Are your seeds not germinating? The 5 Most Common Reasons
Most vegetables and flowers are grown from seed – but things don’t always work out exactly as you imagine. Here, we take a look at the most common reasons why your seeds may not be germinating.
Apart from a few exceptions, like potatoes, and asparagus, most vegetables and almost all summer flowers are grown from seed. Every now and then, seeds might not germinate at all or only a few may sprout – and hobby gardeners are left wondering what the cause might be. Here, we explain the five most common causes.
Above all, seeds you harvest yourself may be incorrectly stored and no longer germinate reliably. Always store seed packets in a dark place with moderate humidity and cool temperatures between 32 and 50 degrees Fahrenheit. It’s important that the packaging is breathable, such as a paper bag. Plastic packets are not ideal: if the seeds are still not quite dry, they can begin to spoil. Larger, thoroughly dried seeds may be stored in screw-top jars. When you open little bags of seeds after purchase, they should then be stored in a screw-top jar or a plastic tub with a lid.
Check the expiration date on the seed package, as many seeds lose their ability to germinate after a few years: garlic, parsnips, and onions, for example, are only suitable for germination for around one year, carrots for up to two years, fennel, spinach and celery up to three, beans, , lamb’s lettuce and radish up to four years. Cucumber, certain cabbage species, pumpkin and tomato seeds can even still germinate after five years.
To check whether your seeds are still suitable for germination, you can carry out a germination test: place around 20 seeds on moist kitchen paper, roll it up and place it in a plastic bag with holes. Store this at room temperature and carry on checking how many seeds have germinated for the whole stated germination period. If more than half germinate, you can still use the seeds. If it’s less than a third, you should discard them and buy more.
- Incorrect seed storage
- Expired seeds
- Soil or propagation substrate too cold
- Wrong seed depth
- Seed tape not thoroughly moistened
Good substrate is essential for successful seed germination. Deeply loosened, finely textured soil with lots of humus and a low nutrient content is best – the less the young seedlings are “pampered” with nutrients, the stronger the root network will develop to be. You can also make potting soil yourself: a mixture of one third fine sieved compost, one third sand and one third sieved garden soil is ideal. Very heavy, loamy soil with a low humus content isn’t good for direct sowing, as the young seedlings will struggle to push through. It must be loosened well in advance and improved with plenty of humus. When sowing direct, it has also proven useful to cover freshly sown seed with fleece until it germinates – this retains the heat in the soil and ensures that strong sun does not cause the ground to dry out.
Sowing seeds at the right depth also plays a major role in the successful germination of plant seeds.

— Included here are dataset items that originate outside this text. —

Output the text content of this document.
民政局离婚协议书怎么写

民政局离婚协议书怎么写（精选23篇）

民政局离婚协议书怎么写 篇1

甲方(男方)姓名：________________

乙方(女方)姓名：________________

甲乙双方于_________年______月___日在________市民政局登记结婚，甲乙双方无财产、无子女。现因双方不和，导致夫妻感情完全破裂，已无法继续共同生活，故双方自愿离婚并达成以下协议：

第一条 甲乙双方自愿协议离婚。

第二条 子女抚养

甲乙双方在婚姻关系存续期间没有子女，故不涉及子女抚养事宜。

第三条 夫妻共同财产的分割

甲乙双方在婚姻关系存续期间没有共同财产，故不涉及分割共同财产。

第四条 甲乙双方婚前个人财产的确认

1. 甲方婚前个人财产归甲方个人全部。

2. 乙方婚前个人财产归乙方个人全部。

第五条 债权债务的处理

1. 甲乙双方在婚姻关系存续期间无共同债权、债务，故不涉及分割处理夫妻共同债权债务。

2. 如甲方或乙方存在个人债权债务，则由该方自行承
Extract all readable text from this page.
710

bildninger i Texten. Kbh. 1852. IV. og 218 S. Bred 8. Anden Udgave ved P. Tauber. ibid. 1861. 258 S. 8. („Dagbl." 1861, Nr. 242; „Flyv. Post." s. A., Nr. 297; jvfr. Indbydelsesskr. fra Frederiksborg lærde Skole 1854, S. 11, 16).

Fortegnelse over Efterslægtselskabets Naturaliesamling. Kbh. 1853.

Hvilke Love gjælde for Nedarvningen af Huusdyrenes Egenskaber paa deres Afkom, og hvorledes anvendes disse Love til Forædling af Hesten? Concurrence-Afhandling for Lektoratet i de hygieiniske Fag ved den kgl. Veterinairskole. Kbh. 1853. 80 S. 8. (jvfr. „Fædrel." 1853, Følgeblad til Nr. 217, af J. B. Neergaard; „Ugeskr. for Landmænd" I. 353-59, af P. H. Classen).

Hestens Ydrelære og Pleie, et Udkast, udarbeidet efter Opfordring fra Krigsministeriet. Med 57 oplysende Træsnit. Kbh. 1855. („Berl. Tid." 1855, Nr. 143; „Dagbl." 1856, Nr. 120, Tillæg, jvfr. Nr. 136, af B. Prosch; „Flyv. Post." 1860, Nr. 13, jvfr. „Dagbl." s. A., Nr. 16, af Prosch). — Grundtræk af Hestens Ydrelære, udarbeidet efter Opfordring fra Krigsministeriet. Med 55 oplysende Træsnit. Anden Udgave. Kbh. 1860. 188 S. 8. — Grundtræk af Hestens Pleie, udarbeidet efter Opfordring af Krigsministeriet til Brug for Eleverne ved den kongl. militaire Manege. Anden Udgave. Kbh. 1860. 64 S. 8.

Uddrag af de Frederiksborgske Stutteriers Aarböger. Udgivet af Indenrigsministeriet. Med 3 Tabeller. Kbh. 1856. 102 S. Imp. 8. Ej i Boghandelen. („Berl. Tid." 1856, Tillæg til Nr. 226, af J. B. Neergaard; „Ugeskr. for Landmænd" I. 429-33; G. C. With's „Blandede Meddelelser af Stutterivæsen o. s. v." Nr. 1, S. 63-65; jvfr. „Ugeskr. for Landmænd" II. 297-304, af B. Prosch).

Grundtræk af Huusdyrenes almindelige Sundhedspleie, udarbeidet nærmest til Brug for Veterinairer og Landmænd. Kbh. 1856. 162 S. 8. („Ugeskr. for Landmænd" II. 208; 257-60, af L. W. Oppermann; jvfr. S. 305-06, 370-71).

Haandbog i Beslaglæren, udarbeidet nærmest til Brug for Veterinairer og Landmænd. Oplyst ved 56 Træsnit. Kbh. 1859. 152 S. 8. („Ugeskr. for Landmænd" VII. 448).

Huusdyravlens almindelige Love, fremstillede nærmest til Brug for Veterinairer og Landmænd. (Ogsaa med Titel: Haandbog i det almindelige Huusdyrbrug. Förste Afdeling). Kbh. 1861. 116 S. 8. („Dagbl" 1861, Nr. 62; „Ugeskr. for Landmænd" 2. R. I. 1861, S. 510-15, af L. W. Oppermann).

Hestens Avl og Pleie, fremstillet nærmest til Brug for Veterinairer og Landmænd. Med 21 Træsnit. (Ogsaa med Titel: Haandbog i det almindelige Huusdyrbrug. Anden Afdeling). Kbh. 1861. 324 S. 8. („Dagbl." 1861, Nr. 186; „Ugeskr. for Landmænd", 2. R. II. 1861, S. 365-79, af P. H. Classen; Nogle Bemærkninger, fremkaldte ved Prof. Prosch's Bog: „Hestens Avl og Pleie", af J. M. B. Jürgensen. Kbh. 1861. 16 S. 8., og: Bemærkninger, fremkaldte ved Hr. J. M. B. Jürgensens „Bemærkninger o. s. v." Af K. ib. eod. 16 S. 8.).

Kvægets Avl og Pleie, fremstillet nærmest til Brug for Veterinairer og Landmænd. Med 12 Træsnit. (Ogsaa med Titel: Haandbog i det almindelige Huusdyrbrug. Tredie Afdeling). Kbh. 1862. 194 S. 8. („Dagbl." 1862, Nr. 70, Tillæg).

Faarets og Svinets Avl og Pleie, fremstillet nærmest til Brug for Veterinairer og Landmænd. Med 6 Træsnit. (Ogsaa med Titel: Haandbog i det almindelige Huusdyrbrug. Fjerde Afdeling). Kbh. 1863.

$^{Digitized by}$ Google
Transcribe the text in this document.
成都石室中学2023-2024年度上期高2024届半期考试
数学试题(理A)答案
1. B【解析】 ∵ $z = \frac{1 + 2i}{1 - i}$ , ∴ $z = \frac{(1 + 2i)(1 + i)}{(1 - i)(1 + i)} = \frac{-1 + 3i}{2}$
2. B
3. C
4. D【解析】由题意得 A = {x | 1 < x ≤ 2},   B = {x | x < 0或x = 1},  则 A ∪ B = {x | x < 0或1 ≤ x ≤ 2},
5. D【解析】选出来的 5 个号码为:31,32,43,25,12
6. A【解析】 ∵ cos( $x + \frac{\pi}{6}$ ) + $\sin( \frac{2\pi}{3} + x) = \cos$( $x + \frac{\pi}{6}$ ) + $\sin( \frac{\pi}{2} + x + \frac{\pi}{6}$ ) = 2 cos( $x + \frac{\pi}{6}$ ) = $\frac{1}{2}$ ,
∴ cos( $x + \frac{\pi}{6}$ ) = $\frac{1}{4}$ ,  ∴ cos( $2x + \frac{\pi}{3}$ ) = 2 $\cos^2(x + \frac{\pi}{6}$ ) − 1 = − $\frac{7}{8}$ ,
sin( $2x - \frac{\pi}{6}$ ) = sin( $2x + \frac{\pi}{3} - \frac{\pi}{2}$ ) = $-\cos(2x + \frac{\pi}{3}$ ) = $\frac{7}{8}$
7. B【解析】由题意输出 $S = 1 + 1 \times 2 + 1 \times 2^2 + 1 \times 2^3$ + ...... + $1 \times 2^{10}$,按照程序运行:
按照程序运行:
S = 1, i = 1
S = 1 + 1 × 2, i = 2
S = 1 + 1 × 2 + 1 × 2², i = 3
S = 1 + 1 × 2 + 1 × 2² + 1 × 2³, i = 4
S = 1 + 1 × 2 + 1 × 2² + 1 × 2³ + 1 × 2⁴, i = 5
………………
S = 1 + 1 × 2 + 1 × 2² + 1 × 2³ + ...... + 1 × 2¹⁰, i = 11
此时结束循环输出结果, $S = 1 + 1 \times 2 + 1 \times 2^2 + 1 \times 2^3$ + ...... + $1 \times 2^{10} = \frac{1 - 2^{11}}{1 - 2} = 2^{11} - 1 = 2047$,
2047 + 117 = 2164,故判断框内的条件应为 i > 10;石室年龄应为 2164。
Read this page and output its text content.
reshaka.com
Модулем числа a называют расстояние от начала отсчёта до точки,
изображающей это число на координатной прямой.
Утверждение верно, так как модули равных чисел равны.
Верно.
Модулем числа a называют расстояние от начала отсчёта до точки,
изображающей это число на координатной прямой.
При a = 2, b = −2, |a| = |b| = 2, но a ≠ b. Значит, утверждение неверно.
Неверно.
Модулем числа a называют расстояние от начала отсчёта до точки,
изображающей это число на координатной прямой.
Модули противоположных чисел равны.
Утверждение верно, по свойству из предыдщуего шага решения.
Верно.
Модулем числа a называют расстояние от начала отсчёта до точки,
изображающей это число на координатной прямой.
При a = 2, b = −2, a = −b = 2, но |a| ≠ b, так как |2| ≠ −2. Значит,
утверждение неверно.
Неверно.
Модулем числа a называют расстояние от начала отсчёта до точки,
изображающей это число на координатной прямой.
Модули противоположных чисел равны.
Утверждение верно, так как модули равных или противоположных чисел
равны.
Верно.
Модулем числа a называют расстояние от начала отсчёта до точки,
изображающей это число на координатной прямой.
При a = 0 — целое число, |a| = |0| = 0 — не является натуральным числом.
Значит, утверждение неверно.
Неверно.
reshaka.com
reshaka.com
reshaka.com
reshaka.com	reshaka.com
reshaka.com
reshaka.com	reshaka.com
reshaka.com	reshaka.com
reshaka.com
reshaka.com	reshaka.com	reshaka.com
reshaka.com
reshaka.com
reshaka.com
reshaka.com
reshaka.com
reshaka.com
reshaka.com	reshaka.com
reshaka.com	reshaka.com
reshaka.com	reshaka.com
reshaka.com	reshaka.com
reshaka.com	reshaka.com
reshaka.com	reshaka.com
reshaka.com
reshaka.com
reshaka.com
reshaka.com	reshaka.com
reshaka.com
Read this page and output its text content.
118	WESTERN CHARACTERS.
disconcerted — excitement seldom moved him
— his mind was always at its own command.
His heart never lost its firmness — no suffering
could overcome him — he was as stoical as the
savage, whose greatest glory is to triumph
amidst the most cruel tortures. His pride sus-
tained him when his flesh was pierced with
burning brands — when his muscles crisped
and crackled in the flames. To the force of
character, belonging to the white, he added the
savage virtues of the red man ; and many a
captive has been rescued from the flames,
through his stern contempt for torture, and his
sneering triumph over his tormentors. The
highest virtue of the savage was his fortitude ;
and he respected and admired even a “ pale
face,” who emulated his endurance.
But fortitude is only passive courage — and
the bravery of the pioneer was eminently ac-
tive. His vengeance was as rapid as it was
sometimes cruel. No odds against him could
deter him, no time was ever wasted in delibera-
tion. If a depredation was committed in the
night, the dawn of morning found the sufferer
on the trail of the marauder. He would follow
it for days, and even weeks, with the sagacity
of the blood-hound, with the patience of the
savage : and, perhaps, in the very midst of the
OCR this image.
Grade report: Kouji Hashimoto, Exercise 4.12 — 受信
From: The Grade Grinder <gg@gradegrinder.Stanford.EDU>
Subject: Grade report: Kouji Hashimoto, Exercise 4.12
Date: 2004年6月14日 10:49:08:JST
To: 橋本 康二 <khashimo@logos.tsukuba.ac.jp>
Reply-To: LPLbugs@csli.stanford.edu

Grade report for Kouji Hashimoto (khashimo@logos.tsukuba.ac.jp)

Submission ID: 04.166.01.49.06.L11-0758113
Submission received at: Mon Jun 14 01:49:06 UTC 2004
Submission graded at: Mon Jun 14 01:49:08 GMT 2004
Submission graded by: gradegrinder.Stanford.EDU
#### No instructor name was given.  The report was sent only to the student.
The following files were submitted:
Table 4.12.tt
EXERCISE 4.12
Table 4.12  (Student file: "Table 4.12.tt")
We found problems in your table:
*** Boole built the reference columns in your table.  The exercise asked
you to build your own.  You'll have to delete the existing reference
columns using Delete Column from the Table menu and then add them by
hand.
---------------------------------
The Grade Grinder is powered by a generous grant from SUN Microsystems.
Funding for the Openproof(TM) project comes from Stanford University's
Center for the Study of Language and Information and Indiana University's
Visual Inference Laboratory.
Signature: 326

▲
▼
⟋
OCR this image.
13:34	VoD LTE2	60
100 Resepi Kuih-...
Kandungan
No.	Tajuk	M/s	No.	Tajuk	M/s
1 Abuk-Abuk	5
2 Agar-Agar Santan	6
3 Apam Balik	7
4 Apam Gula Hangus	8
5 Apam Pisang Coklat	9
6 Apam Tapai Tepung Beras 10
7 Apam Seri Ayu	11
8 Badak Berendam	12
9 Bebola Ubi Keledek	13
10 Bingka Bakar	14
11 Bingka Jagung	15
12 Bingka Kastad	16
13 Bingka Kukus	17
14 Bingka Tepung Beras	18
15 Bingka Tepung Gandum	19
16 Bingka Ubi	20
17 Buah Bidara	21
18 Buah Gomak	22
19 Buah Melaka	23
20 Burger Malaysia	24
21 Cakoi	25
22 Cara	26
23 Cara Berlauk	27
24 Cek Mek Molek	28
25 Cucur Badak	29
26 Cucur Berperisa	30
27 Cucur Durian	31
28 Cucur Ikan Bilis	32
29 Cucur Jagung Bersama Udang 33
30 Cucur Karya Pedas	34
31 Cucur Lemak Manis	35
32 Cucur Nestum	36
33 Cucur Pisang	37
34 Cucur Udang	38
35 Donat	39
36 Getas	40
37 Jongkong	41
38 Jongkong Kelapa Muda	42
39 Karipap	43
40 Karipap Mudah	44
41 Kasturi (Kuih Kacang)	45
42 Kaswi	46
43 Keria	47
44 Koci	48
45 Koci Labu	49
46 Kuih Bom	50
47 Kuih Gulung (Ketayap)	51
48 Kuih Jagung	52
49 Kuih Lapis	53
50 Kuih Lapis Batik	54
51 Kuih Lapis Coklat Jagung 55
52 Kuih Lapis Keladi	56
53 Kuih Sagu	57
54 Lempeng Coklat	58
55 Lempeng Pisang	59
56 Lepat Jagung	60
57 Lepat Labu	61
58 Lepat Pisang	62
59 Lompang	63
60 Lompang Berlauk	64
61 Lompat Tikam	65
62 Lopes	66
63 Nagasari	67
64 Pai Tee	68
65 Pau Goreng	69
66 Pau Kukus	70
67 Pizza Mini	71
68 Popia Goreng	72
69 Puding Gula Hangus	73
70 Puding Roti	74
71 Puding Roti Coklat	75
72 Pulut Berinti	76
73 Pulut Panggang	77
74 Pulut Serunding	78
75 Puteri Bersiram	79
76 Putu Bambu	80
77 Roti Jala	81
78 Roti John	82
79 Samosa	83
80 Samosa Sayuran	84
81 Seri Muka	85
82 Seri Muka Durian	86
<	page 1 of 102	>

The rule of thumb: the finer the seed, the shallower it must be sown. For example, if tiny carrot seeds are buried inches down into the soil, the energy reserves in the seeds will generally run out before the seedling manages to make it through the top of the soil. On the other hand, larger seeds sown at a very shallow depth tend to end up in the bellies of pigeons and crows or fail to root properly during germination.
If seeds sown directly outdoors experience delayed germination or only a handful manage to germinate, the reason may be that the soil is too cold. Depending on the type of vegetable or flower, it’s best to wait a couple weeks longer in spring to sow. The young plants sown into warmer soil often end up overtaking these early starters. Carrots, for example, germinate at 39 degrees Fahrenheit but their optimal germination temperature for good growth is between 64 and 71 degrees Fahrenheit. Seeds sown too early are often simply crowded out by weeds, as these grow better at lower temperatures. They often simply rot in the ground as they easily succumb to fungal infections in their swollen state.
One of the most common seed killers is a lack of water: if the seed bed isn’t kept consistently moist, the seeds cannot swell and therefore germinate. Although this often only leads to delayed germination, it can destroy a whole crop in the worst case scenario. Seeds are particularly vulnerable during germination: when they’ve already begun sprouting yet are unable to grow further due to a lack of water, they inevitably die.
Seed tape and seed discs are especially popular for plants with fine seeds as the seeds are already embedded into the cellulose at the ideal planting distance.
Mistakes are often made when using these tools: it’s very important that seed discs and tapes are thoroughly moistened before being positioned and covered with soil. The top layer of soil must be pressed down well and then thoroughly watered – this is the only way to ensure that all seeds come into contact with the soil so can germinate reliably. If you do not proceed as described, some seeds will be left high and dry, so to speak, and their roots will have nothing to hold onto.